By Claudette Roulo
DoD News, Defense Media Activity
NEWARK, Delaware, Sept. 12, 2014 – The senior enlisted
advisor to the chairman of the Joint Chiefs of Staff joined the USA Basketball
Women’s National Team here yesterday as they honored troops and marked the 13th
anniversary of 9/11 during a game at the Bob Carpenter Center at the University
of Delaware.
During a halftime ceremony hosted by Marine Corps Sgt. Major
Bryan B. Battaglia and women’s team head coach Geno Auriemma, service members
presented players with specially engraved dog tags. In return, the troops
received USA Basketball coins.
“We hope you wear these dog tags with honor, we hope you
wear them with pride, because you are part of something great. You are
partnering with our United States armed forces as a representative of the …
greatest country in the world,” Battaglia said during the ceremony.
Tags have special meaning
Dog tags are usually worn in matching pairs, but these tags
are special, Battaglia said after the game. Instead of two identical tags, one
tag was engraved with the player’s information, and the other was engraved with
the presenting service member’s information.
It’s the second time Battaglia has attended such a ceremony;
earlier this year he hosted a similar ceremony at the sendoff for the USA Men’s
Soccer World Cup team.
During anotherevent held in New York City on Aug. 20, a
group of U.S. service members led by Army Gen. Martin E. Dempsey, chairman of
the Joint Chiefs of Staff, presented military-style identification tags to Team
USA men’s basketball players in Madison Square Garden during the halftime
ceremony of the Team USA and Dominican Republic exhibition game. That
presentation was part of the “Commitment to Service” relationship the U.S.
military has with USA Basketball.
The tags are intended to serve as a reminder to the players
of what they represent, Auriemma said during a press conference following the
game.
“From a national team standpoint, we know what we have to
do,” he said. “… We make a commitment for a short period of time. By Oct. 5,
this will all be over for us. But what I think days like today do is try and
instill in our players that it's never over. That once you're a part of USA
Basketball -- once you make that commitment to being part of the national team
-- it's never over.”
“... That's the lesson that can come through in being
associated with service men and women,” the coach added.
Saluting troops’ service
It’s a lesson that the players have taken to heart as
they’ve spent the week practicing at the U.S. Naval Academy in Annapolis,
Maryland, in preparation for the 2014 FIBA World Championship for Women, said
Maya Moore, a forward for the Minnesota Lynx.

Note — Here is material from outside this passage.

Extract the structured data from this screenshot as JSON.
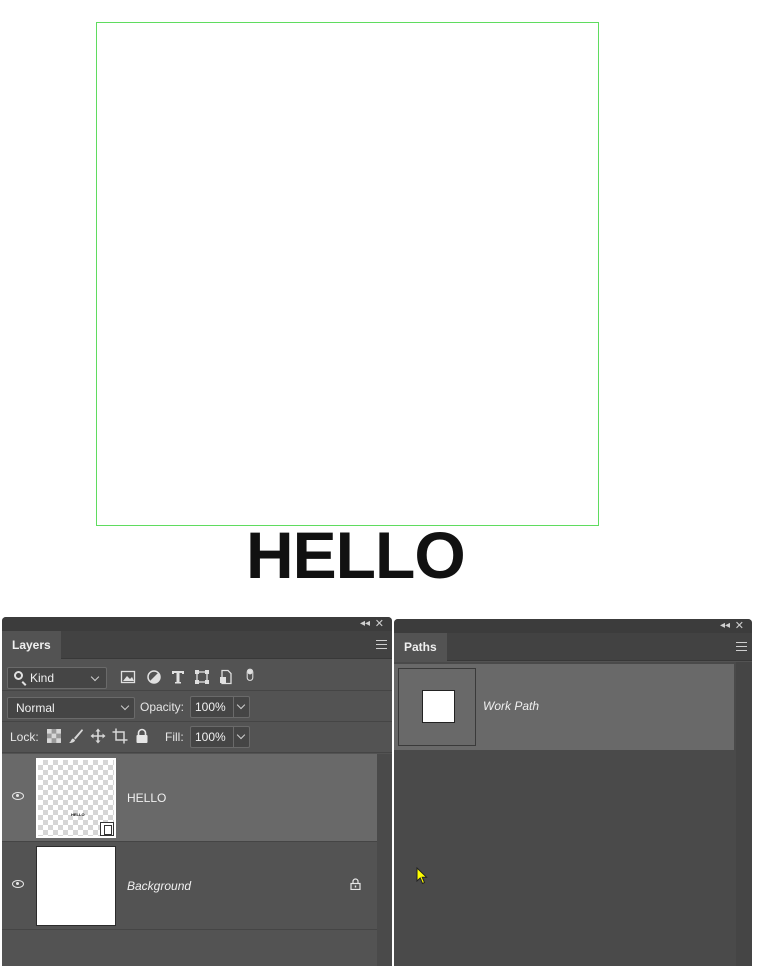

“This whole week has been really, I think, humbling, to be
around so many men and women [who] remind us of how much we represent,” she
said. “These men and women are putting their lives on the line in training and
sacrificing some of their comforts for our freedom – [that] is pretty much the
motivation that any of us need to go out and work and fight and compete as hard
as we can.”
The kind of commitment made by service members isn’t always
given the attention it merits, Auriemma told reporters.
“... When it's Veterans Day, or when there's a special
occasion, we think about the commitment in the service that they made, and we
don't do it the other days,” he said.
Representing America
“We try to teach our players that it is a lifetime, 24/7, 12
months out of the year commitment. A day like today reinforces that for us,”
Auriemma said. “And the exchange of dog tags and the coin that we had with the
service men and women, that's so that our players know when they're overseas
and they're competing for their country, that they're not alone and that they
represent the people that make this country what it is. And it's as much of an
emotional and symbolic gesture as it a monument to who we are.”